Example 15 includes any example, wherein memory resources comprise one or more of: memory or cache.
Example 16 includes any example, wherein: memory resources comprise a first buffer and a second buffer, the first buffer is associated with a first port of the network interface, and the second buffer is associated with a second port of the network interface.
Example 17 includes any example, wherein: memory resources comprise a first buffer and a second buffer, the first buffer is associated with at least first and second ports of the network interface, and the second buffer is associated with at least first and second ports of a second network interface.
Example 18 includes a system comprising: a network interface; at least one memory; and at least two cores, the at least two cores communicatively coupled to the network interface and the at least one memory, the at least two cores are to: form a first descriptor ring in a memory; form a second descriptor ring in a memory; form a first buffer associated with the first descriptor ring in a memory; form a second buffer associated with the second descriptor ring in a memory, wherein the first buffer is associated with a highest priority level packet and the second buffer is associated with a lowest priority level packet and the first buffer is larger than the second buffer;
allocate a received packet to the first or second buffer based on a priority level of the received packet; and poll for received packets according based on a priority level wherein a poll rate of polling for highest priority level packets is higher than a poll rate for lowest priority level packets.
Example 19 includes any example, wherein a core is to determine a priority level of the received packet based on one or more of: a VLAN header tag, differentiated services code point (DSCP) value, source IP address, destination IP address, or received port on the network interface.
Example 20 includes any example, wherein the first buffer is associated with a first port of a network interface and the second buffer is associated with a second port of the network interface.
Example 21 includes any example and comprises a second network interface, wherein the first buffer is associated with a first priority level packet from the network interface or the second network interface and the second buffer is associated with a second priority level packet from the network interface or the second network interface.

Claims

What is claimed is:

1. A packet processing apparatus comprising:

at least one memory and

at least one processor communicatively coupled to the at least one memory, the at least one processor to:

perform a virtual switch operation and:

allocate a first queue in the at least one memory, the first queue associated with a first priority;

allocate a second queue in the at least one memory, the second queue associated with a second priority that is lower than the first priority;

allocate a first buffer associated with the first queue in the at least one memory; and

allocate a second buffer associated with the second queue in the at least one memory, wherein:

the first queue is larger than the second queue and

the first buffer is larger than the second buffer;

allocate a received packet to a queue and buffer based on its priority level and

execute a virtual machine to process received packets, the virtual machine to apply priority-based admission polling policy for retrieving packets from queues and buffers associated with the virtual switch into priority queues and priority buffers associated with the virtual machine, wherein a priority-based packet admission polling policy is used, at least on part, on packet priority level.
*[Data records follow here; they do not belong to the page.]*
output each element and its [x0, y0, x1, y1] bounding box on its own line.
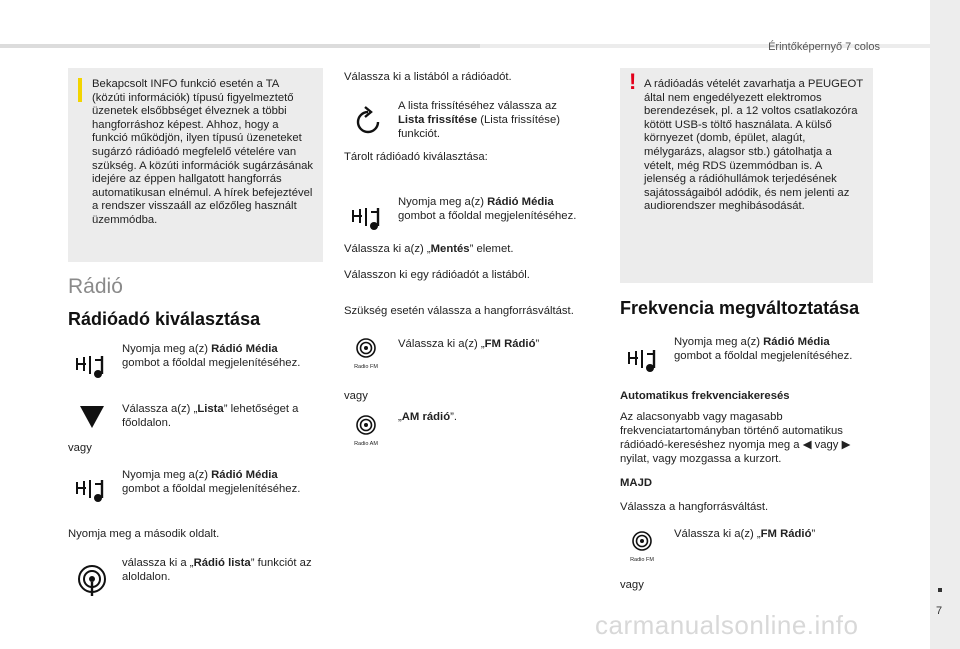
top-rule — [0, 44, 480, 48]
radio-media-icon — [350, 198, 386, 234]
radio-media-icon — [626, 340, 662, 376]
auto-search-text: Az alacsonyabb vagy magasabb frekvenciatartományban történő automatikus rádióadó-kereséshez nyomja meg a ◀ vagy ▶ nyilat, vagy mozgassa a kurzort. — [620, 411, 851, 465]
step1: Nyomja meg a(z) Rádió Média gombot a főoldal megjelenítéséhez. — [122, 343, 301, 369]
then-label: MAJD — [620, 477, 653, 489]
refresh-icon — [350, 104, 386, 140]
press-radio-media: Nyomja meg a(z) Rádió Média gombot a főoldal megjelenítéséhez. — [674, 336, 853, 362]
or-text: vagy — [68, 442, 92, 454]
radio-list-icon — [74, 562, 110, 598]
radio-media-icon — [74, 470, 110, 506]
page-number: 7 — [936, 605, 943, 617]
section-title: Rádió — [68, 275, 123, 298]
stored-label: Tárolt rádióadó kiválasztása: — [344, 151, 488, 163]
choose-am: „AM rádió”. — [398, 411, 457, 423]
radio-fm-icon: Radio FM — [622, 530, 662, 570]
frequency-title: Frekvencia megváltoztatása — [620, 298, 860, 318]
step2: Válassza a(z) „Lista” lehetőséget a főoldalon. — [122, 403, 299, 429]
choose-station: Válassza ki a listából a rádióadót. — [344, 71, 512, 83]
or-text: vagy — [344, 390, 368, 402]
list-arrow-icon — [74, 398, 110, 434]
page-marker — [938, 588, 942, 592]
radio-media-icon — [74, 346, 110, 382]
warning-note — [620, 68, 873, 283]
step4: Nyomja meg a második oldalt. — [68, 528, 220, 540]
choose-fm: Válassza ki a(z) „FM Rádió” — [398, 338, 540, 350]
left-arrow-icon: ◀ — [802, 439, 812, 451]
right-arrow-icon: ▶ — [841, 439, 851, 451]
choose-from-list: Válasszon ki egy rádióadót a listából. — [344, 269, 530, 281]
subsection-title: Rádióadó kiválasztása — [68, 309, 261, 329]
warning-note-text: A rádióadás vételét zavarhatja a PEUGEOT által nem engedélyezett elektromos berendezések, pl. a 12 voltos csatlakozóra kötött USB-s töltő használata. A külső környezet (domb, épület, alagút, mélygarázs, alagsor stb.) gátolhatja a vételt, még RDS üzemmódban is. A jelenség a rádióhullámok terjedésének sajátosságaiból adódik, és nem jelenti az audiorendszer meghibásodását. — [644, 78, 863, 213]
page-edge-bar — [930, 0, 960, 649]
radio-fm-icon: Radio FM — [346, 337, 386, 377]
info-note-text: Bekapcsolt INFO funkció esetén a TA (közúti információk) típusú figyelmeztető üzenetek elsőbbséget élveznek a többi hangforráshoz képest. Ahhoz, hogy a funkció működjön, ilyen típusú üzeneteket sugárzó rádióadó megfelelő vételére van szükség. A közúti információk sugárzásának idejére az éppen hallgatott hangforrás automatikusan elnémul. A hírek befejeztével a rendszer visszaáll az előzőleg használt üzemmódba. — [92, 78, 314, 226]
2. The apparatus of claim 1, wherein to apply priority-based admission polling, the at least one processor is to:

poll the first queue for one or more descriptors according to a first rate and

poll the second queue for one or more descriptors according to a second rate, the first rate greater than the second rate.

3. The apparatus of claim 1, wherein to apply priority-based admission polling, the at least one processor is to:

provision a first processor to poll the first queue for one or more descriptors according to a first rate and

provision a second processor to poll the second queue for one or more descriptors according to a second rate, the first rate greater than the second rate.

4. The apparatus of claim 1, wherein the virtual switch operation is an intermediary between a network interface and a virtual machine.

5. The apparatus of claim 1, wherein the first buffer is associated with a first port of a network interface and the second buffer is associated with a second port of the network interface.

6. The apparatus of claim 1, wherein the first buffer is associated with at least first and second ports of a network interface and the second buffer is associated with at least first and second ports of a second network interface.

7. The apparatus of claim 1, wherein a cache size allocated to packets associated with the first queue is larger than a cache size allocated to packets associated with the second queue.

8. The apparatus of claim 1, comprising:

in response to a network interface not providing a priority level of a received packet, the at least one processor is to process a received packet and determine a priority of the received packet based on a portion of a header of the received packet.

9. The apparatus of claim 8, wherein the at least one processor to process a received packet and determine a priority of the received packet based on a portion of the header of the received packet is to apply one or more of: receive side scaling (RSS) or a Data Center Bridge.

10. The apparatus of claim 8, wherein the portion of the header comprises one or more of: a VLAN header tag, differentiated services code point (DSCP) value, source IP address, destination IP address, or received port.

11. The apparatus of claim 1, comprising one or more of: a network interface, a storage controller, a host computer, a server, a rack, a data center, virtual router, or virtual gateway.

12. A method comprising:

at a network interface, determining a packet priority based on a header of a packet;

partitioning memory resources associated with a virtual machine to store the packet, wherein partitioning memory resources comprises allocating memory resources for highest priority packets based on packet volume and allocating memory resources for lowest priority packets based on packet volume; and

provisioning a core to perform differentiated polling on memory resources for the virtual machine whereby the core polls memory resources associated with highest priority packets at a first rate and polls memory resources associated with lowest priority packets at a second rate, wherein the first rate is based on packet volume for the highest priority packets and the second rate is based on packet volume for the lowest priority packets.

13. The method of claim 12, wherein the header comprises one or more of: a VLAN header tag, differentiated services code point (DSCP) value, source IP address, destination IP address, or received port.

14. The method of claim 12, wherein determining a packet priority based on a header of a packet comprises applying one or more of receive side scaling (RSS) or a Data Center Bridge.

15. The method of claim 12, wherein memory resources comprise one or more of: memory or cache.

16. The method of claim 12, wherein:

memory resources comprise a first buffer and a second buffer,

the first buffer is associated with a first port of the network interface, and

the second buffer is associated with a second port of the network interface.

17. The method of claim 12, wherein:

memory resources comprise a first buffer and a second buffer,

the first buffer is associated with at least first and second ports of the network interface, and

the second buffer is associated with at least first and second ports of a second network interface.

18. A system comprising:

a network interface;

at least one memory; and

at least two cores, the at least two cores communicatively coupled to the network interface and the at least one memory, the at least two cores are to:

form a first descriptor ring in a memory;

form a second descriptor ring in a memory;

form a first buffer associated with the first descriptor ring in a memory;

form a second buffer associated with the second descriptor ring in a memory, wherein the first buffer is associated with a highest priority level packet and the second buffer is associated with a lowest priority level packet and the first buffer is larger than the second buffer;

allocate a received packet to the first or second buffer based on a priority level of the received packet; and

poll for received packets according based on a priority level wherein a poll rate of polling for highest priority level packets is higher than a poll rate for lowest priority level packets.

19. The system of claim 18, wherein a core is to determine a priority level of the received packet based on one or more of: a VLAN header tag, differentiated services code point (DSCP) value, source IP address, destination IP address, or received port on the network interface.

20. The system of claim 18, wherein the first buffer is associated with a first port of a network interface and the second buffer is associated with a second port of the network interface.

21. The system of claim 18, comprising a second network interface, wherein the first buffer is associated with a first priority level packet from the network interface or the second network interface and the second buffer is associated with a second priority level packet from the network interface or the second network interface.